Ashley opened his eyes so wide you could see the greens.

“But that could take years!”

Jack passed Mary the address that Tarquin had scribbled out for him. “Check this out. See if it’s for real and who might be leasing the unit if it is.”

The phone rang again.

“Spratt, NCD.”

“It’s for you, Mary.” He put his hand over the mouthpiece. “I think it’s Arnold.”

“Do you want me to speak to him?” asked Ashley.

“Would you? Tell him anything.

“Anything?”

“Anything.”

Ash took the phone from Jack and said, “Hello, Arnold, PC Ashley here. Mary can’t have a date with you because she’s going out with me. Yes, with me. No, we’re going dancing that evening. She didn’t want to tell you because she thought it might hurt your feelings. Yes, I am the weird alien chappie and no, this isn’t some kind of sick joke—she’ll confirm it herself. Mary?”

He held the receiver up, and Mary yelled, “Yes, it’s true!”

“Sorry about that, Arnold,” continued Ashley. “No, that’s not true at all. It must have been someone else doing the abductions. And while we’re on the subject, a saucer is entirely the wrong shape for interstellar travel—they were probably hubcaps or something. Good day.”

And he put the phone down.

“How was that?”

“Very… straightforward.”

“Best like that. I was kidding about the dancing, by the way—I dance very badly, on account of my liquid-filled physiology. Shake me up and I tend to hallucinate. Driving over a cattle grid at speed has the same effect. But dinner would be pleasant. We’ll arrange something, right?”

“R-r-r-ight,” replied Mary, unsure of whether he was kidding or not, but she had never really known Ash to make a joke, so she suspected not.

The phone rang again. It was Briggs, wanting to know what Jack was doing answering the phones at the NCD when he was on sick leave.

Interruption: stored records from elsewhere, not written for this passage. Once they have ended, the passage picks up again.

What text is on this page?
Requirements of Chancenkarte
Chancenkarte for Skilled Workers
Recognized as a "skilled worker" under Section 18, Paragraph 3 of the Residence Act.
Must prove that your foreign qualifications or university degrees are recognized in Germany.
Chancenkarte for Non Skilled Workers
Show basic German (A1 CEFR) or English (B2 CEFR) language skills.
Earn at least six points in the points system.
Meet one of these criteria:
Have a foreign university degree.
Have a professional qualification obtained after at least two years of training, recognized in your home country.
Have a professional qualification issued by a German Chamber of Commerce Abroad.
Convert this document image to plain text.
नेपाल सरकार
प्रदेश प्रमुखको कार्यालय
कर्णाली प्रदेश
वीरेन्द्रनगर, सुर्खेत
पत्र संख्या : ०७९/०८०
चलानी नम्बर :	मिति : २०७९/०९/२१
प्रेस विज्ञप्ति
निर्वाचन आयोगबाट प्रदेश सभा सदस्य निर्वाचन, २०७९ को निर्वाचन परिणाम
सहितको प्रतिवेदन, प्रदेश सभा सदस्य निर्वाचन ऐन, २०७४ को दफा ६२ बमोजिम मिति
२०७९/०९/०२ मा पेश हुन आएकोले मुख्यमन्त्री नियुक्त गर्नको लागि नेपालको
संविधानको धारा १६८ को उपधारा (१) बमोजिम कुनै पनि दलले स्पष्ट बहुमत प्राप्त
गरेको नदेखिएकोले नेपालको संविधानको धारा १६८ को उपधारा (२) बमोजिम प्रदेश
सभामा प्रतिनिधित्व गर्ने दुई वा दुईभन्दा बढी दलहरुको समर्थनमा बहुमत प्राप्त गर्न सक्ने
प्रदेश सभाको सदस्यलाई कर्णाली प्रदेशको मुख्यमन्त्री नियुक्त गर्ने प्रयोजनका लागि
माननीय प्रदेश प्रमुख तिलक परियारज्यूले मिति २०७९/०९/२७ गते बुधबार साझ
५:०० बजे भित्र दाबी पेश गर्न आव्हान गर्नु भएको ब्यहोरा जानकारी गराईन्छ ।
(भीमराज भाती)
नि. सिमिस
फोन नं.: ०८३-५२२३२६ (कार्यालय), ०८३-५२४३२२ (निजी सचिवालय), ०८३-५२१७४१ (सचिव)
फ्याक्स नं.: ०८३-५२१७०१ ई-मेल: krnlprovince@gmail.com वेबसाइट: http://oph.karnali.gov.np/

Jack replied that he’d popped in to collect his things and promised to be out of the station in ten minutes.

“Knowing Briggs, he might come down here to check,” observed Mary.

“Right,” said Jack reluctantly, fidgeting and hunting for some papers to shuffle or something.

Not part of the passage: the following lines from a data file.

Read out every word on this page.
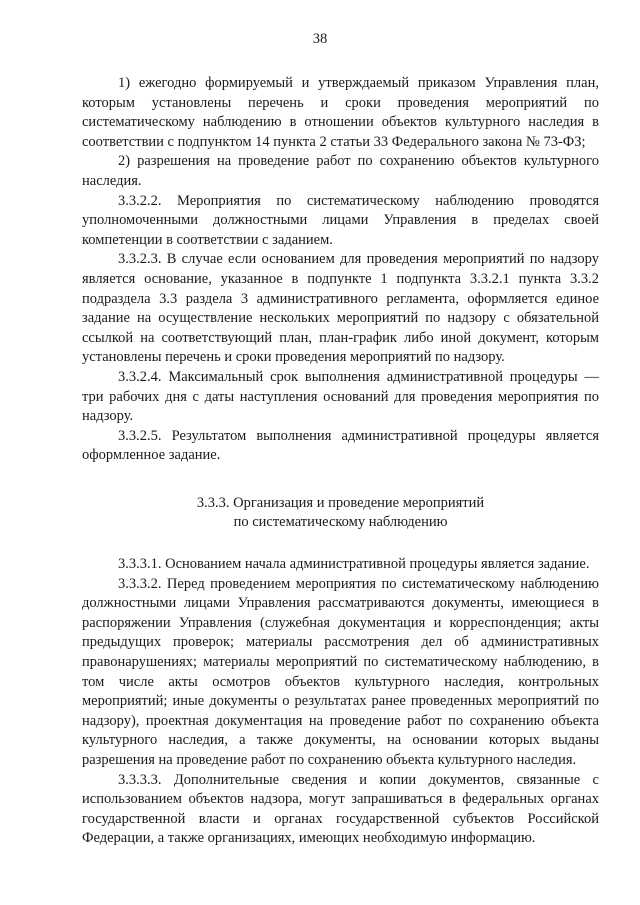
38

1) ежегодно формируемый и утверждаемый приказом Управления план, которым установлены перечень и сроки проведения мероприятий по систематическому наблюдению в отношении объектов культурного наследия в соответствии с подпунктом 14 пункта 2 статьи 33 Федерального закона № 73-ФЗ;

2) разрешения на проведение работ по сохранению объектов культурного наследия.

3.3.2.2. Мероприятия по систематическому наблюдению проводятся уполномоченными должностными лицами Управления в пределах своей компетенции в соответствии с заданием.

3.3.2.3. В случае если основанием для проведения мероприятий по надзору является основание, указанное в подпункте 1 подпункта 3.3.2.1 пункта 3.3.2 подраздела 3.3 раздела 3 административного регламента, оформляется единое задание на осуществление нескольких мероприятий по надзору с обязательной ссылкой на соответствующий план, план-график либо иной документ, которым установлены перечень и сроки проведения мероприятий по надзору.

3.3.2.4. Максимальный срок выполнения административной процедуры — три рабочих дня с даты наступления оснований для проведения мероприятия по надзору.

3.3.2.5. Результатом выполнения административной процедуры является оформленное задание.

3.3.3. Организация и проведение мероприятий
по систематическому наблюдению

3.3.3.1. Основанием начала административной процедуры является задание.

3.3.3.2. Перед проведением мероприятия по систематическому наблюдению должностными лицами Управления рассматриваются документы, имеющиеся в распоряжении Управления (служебная документация и корреспонденция; акты предыдущих проверок; материалы рассмотрения дел об административных правонарушениях; материалы мероприятий по систематическому наблюдению, в том числе акты осмотров объектов культурного наследия, контрольных мероприятий; иные документы о результатах ранее проведенных мероприятий по надзору), проектная документация на проведение работ по сохранению объекта культурного наследия, а также документы, на основании которых выданы разрешения на проведение работ по сохранению объекта культурного наследия.

3.3.3.3. Дополнительные сведения и копии документов, связанные с использованием объектов надзора, могут запрашиваться в федеральных органах государственной власти и органах государственной субъектов Российской Федерации, а также организациях, имеющих необходимую информацию.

“Ash and I can look after the office. If Copperfield calls with any questions over the psychocake, I’ll get him to call your cell phone.”

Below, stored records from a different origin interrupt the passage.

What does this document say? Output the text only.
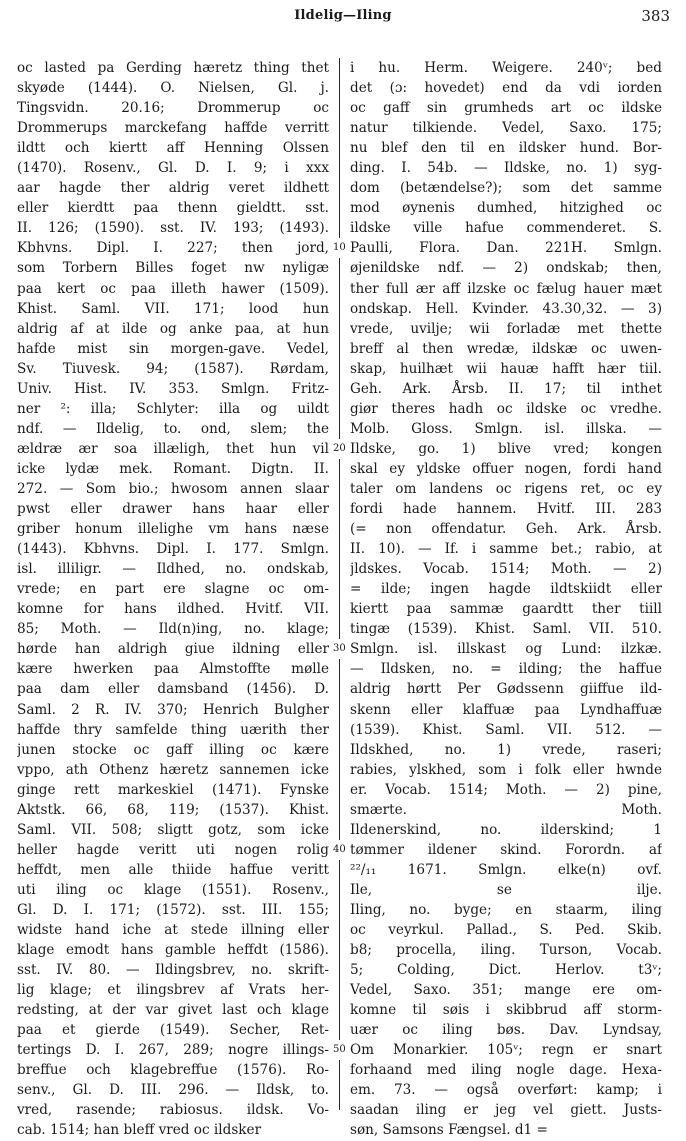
Ildelig—Iling	383
oc lasted pa Gerding hæretz thing thet
skyøde (1444). O. Nielsen, Gl. j.
Tingsvidn. 20.16; Drommerup oc
Drommerups marckefang haffde verritt
ildtt och kiertt aff Henning Olssen
(1470). Rosenv., Gl. D. I. 9; i xxx
aar hagde ther aldrig veret ildhett
eller kierdtt paa thenn gieldtt. sst.
II. 126; (1590). sst. IV. 193; (1493).
Kbhvns. Dipl. I. 227; then jord,
som Torbern Billes foget nw nyligæ
paa kert oc paa illeth hawer (1509).
Khist. Saml. VII. 171; lood hun
aldrig af at ilde og anke paa, at hun
hafde mist sin morgen-gave. Vedel,
Sv. Tiuvesk. 94; (1587). Rørdam,
Univ. Hist. IV. 353. Smlgn. Fritz-
ner ²: illa; Schlyter: illa og uildt
ndf. — Ildelig, to. ond, slem; the
ældræ ær soa illæligh, thet hun vil
icke lydæ mek. Romant. Digtn. II.
272. — Som bio.; hwosom annen slaar
pwst eller drawer hans haar eller
griber honum illelighe vm hans næse
(1443). Kbhvns. Dipl. I. 177. Smlgn.
isl. illiligr. — Ildhed, no. ondskab,
vrede; en part ere slagne oc om-
komne for hans ildhed. Hvitf. VII.
85; Moth. — Ild(n)ing, no. klage;
hørde han aldrigh giue ildning eller
kære hwerken paa Almstoffte mølle
paa dam eller damsband (1456). D.
Saml. 2 R. IV. 370; Henrich Bulgher
haffde thry samfelde thing uærith ther
junen stocke oc gaff illing oc kære
vppo, ath Othenz hæretz sannemen icke
ginge rett markeskiel (1471). Fynske
Aktstk. 66, 68, 119; (1537). Khist.
Saml. VII. 508; sligtt gotz, som icke
heller hagde veritt uti nogen rolig
heffdt, men alle thiide haffue veritt
uti iling oc klage (1551). Rosenv.,
Gl. D. I. 171; (1572). sst. III. 155;
widste hand iche at stede illning eller
klage emodt hans gamble heffdt (1586).
sst. IV. 80. — Ildingsbrev, no. skrift-
lig klage; et ilingsbrev af Vrats her-
redsting, at der var givet last och klage
paa et gierde (1549). Secher, Ret-
tertings D. I. 267, 289; nogre illings-
breffue och klagebreffue (1576). Ro-
senv., Gl. D. III. 296. — Ildsk, to.
vred, rasende; rabiosus. ildsk. Vo-
cab. 1514; han bleff vred oc ildsker
10
20
30
40
50
i hu. Herm. Weigere. 240ᵛ; bed
det (ɔ: hovedet) end da vdi iorden
oc gaff sin grumheds art oc ildske
natur tilkiende. Vedel, Saxo. 175;
nu blef den til en ildsker hund. Bor-
ding. I. 54b. — Ildske, no. 1) syg-
dom (betændelse?); som det samme
mod øynenis dumhed, hitzighed oc
ildske ville hafue commenderet. S.
Paulli, Flora. Dan. 221H. Smlgn.
øjenildske ndf. — 2) ondskab; then,
ther full ær aff ilzske oc fælug hauer mæt
ondskap. Hell. Kvinder. 43.30,32. — 3)
vrede, uvilje; wii forladæ met thette
breff al then wredæ, ildskæ oc uwen-
skap, huilhæt wii hauæ hafft hær tiil.
Geh. Ark. Årsb. II. 17; til inthet
giør theres hadh oc ildske oc vredhe.
Molb. Gloss. Smlgn. isl. illska. —
Ildske, go. 1) blive vred; kongen
skal ey yldske offuer nogen, fordi hand
taler om landens oc rigens ret, oc ey
fordi hade hannem. Hvitf. III. 283
(= non offendatur. Geh. Ark. Årsb.
II. 10). — If. i samme bet.; rabio, at
jldskes. Vocab. 1514; Moth. — 2)
= ilde; ingen hagde ildtskiidt eller
kiertt paa sammæ gaardtt ther tiill
tingæ (1539). Khist. Saml. VII. 510.
Smlgn. isl. illskast og Lund: ilzkæ.
— Ildsken, no. = ilding; the haffue
aldrig hørtt Per Gødssenn giiffue ild-
skenn eller klaffuæ paa Lyndhaffuæ
(1539). Khist. Saml. VII. 512. —
Ildskhed, no. 1) vrede, raseri;
rabies, ylskhed, som i folk eller hwnde
er. Vocab. 1514; Moth. — 2) pine,
smærte. Moth.
Ildenerskind, no. ilderskind; 1
tømmer ildener skind. Forordn. af
²²/₁₁ 1671. Smlgn. elke(n) ovf.
Ile, se ilje.
Iling, no. byge; en staarm, iling
oc veyrkul. Pallad., S. Ped. Skib.
b8; procella, iling. Turson, Vocab.
5; Colding, Dict. Herlov. t3ᵛ;
Vedel, Saxo. 351; mange ere om-
komne til søis i skibbrud aff storm-
uær oc iling bøs. Dav. Lyndsay,
Om Monarkier. 105ᵛ; regn er snart
forhaand med iling nogle dage. Hexa-
em. 73. — også overført: kamp; i
saadan iling er jeg vel giett. Justs-
søn, Samsons Fængsel. d1 =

“O-o-okay,” said Jack. “We’ll check out Tarquin’s porridge contact first thing tomorrow morning—and just so there’s no confusion, the Gingerbreadman’s a cookie.”

“Cake.”

“Cookie.”

“A cake goes hard when it goes stale,” explained Jack as he got up, “and a cookie goes soft. That’s the difference. He’s pliable, so he’s a cookie—and I don’t want to hear anything more about it.”

There was a pause as Ashley and Mary considered the feasibility of Jack’s cake/cookie definition.

“But it’s not all bad,” Jack added from the door. “At least the Gingerbreadman gives the papers something to write about other than the Riding-Hood debacle. Good bye.”

And he left the two of them staring at each other. Mary was thinking about how she’d never even considered going on a date with Ashley, and Ashley was thinking about how he’d been trying to pluck up enough courage for weeks.